Barclays PLC (BARC.LN) said Thursday it will now sell 285.69 million shares in its African unit, more than originally planned because of strong investor demand, reducing its shareholding to 15%.

The U.K. bank said Wednesday it would cut its stake in Barclays Africa Group Ltd. to around 28% from 50.1%.

Barclays has now raised 2.22 billion pounds ($2.85 billion) from the sale, which should ease capital concerns swirling around the lender. The shares were sold at 132.0 South African Rand ($10.06) each.

In 2016, Barclays' Chief Executive Jes Staley pledged to end its century-long presence in Africa to drum up funds that could be redeployed to other parts of the franchise. The bank spent the past few months locked in negotiations with regulators to get the signoff to shed part of its African stake.

The sale offers some reprieve for Mr.

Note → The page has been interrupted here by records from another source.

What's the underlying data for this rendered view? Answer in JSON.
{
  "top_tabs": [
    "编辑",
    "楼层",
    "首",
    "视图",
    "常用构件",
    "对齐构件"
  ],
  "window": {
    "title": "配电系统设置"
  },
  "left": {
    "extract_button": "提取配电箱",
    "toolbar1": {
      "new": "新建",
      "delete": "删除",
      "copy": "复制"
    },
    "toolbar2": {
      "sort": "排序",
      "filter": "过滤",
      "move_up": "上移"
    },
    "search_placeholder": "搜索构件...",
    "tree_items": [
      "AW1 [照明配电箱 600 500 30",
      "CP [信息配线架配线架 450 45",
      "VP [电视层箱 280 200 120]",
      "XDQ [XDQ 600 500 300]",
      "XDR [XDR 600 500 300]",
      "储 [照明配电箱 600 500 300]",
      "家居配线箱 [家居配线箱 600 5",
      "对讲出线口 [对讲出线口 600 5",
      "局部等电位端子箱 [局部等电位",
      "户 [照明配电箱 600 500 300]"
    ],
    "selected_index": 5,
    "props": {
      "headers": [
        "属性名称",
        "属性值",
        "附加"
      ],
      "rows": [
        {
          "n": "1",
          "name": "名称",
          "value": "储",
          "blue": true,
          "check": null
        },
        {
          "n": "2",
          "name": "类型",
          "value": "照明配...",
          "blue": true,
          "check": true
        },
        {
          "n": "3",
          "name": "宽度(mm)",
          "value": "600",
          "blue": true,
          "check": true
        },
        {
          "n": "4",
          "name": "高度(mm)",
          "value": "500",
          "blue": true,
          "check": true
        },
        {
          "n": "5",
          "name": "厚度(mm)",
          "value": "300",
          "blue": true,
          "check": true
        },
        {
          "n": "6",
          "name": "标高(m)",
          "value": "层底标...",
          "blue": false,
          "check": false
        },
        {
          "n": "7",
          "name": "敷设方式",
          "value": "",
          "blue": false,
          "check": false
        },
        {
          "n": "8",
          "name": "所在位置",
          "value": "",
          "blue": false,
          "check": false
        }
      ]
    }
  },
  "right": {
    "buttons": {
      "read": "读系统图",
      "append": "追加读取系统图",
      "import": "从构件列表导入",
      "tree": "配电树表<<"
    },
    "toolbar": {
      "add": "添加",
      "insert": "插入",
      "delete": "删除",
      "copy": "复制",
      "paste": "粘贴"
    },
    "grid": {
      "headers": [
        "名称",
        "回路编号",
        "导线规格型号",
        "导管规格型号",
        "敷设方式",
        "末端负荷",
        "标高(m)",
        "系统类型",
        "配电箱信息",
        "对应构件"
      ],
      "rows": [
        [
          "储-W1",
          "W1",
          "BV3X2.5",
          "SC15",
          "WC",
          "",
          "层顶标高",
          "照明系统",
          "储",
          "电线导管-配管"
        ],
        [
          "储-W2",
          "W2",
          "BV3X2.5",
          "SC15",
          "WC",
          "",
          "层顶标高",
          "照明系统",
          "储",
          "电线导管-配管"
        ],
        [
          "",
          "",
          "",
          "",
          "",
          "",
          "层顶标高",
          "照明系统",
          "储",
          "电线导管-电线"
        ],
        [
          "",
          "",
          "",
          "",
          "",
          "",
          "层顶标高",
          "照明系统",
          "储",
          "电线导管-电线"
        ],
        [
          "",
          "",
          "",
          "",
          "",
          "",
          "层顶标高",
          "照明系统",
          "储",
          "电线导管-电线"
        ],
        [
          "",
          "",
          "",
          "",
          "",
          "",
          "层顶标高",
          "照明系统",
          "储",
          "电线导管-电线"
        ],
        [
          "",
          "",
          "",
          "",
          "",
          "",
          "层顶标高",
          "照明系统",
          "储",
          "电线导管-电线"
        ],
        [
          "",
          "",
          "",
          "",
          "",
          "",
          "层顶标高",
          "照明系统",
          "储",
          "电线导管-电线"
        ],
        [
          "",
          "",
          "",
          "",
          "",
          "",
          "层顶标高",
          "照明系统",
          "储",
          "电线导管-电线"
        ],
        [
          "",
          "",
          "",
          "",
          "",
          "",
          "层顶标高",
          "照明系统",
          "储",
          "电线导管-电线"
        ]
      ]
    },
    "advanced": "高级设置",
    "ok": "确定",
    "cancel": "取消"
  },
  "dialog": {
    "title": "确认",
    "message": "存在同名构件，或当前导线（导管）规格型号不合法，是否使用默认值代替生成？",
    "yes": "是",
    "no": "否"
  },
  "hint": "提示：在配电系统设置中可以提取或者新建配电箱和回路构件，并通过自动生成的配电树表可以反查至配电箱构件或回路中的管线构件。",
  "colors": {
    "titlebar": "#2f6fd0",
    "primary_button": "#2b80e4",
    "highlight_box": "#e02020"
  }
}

Staley, who is being probed by U.K. regulators over his attempts to silence a Barclays' whistleblower. Barclays is expected to announce next month that it will close its "noncore" division, which houses the bank's unwanted assets, a move which the U.S. executive says shows that the turnaround at Barclays is nearly complete.

Mr. Staley decided to shed Barclays' African business in part because regulators make the large bank hold extra capital against the unit. A smaller, less-risky bank wouldn't have to do this. Barclays also estimates that a U.K. tax on bank balance sheets means it would pay an extra GBP200 million in levies by 2021 to keep its African unit on its books.

Once Barclays is a minority owner of Barclays Africa it can deconsolidate the unit from its accounts and get regulatory clearance not to hold capital against it.

Outside its 12-country Africa unit, Barclays also owned a lender in Egypt, which it sold. It still controls a Zimbabwean bank.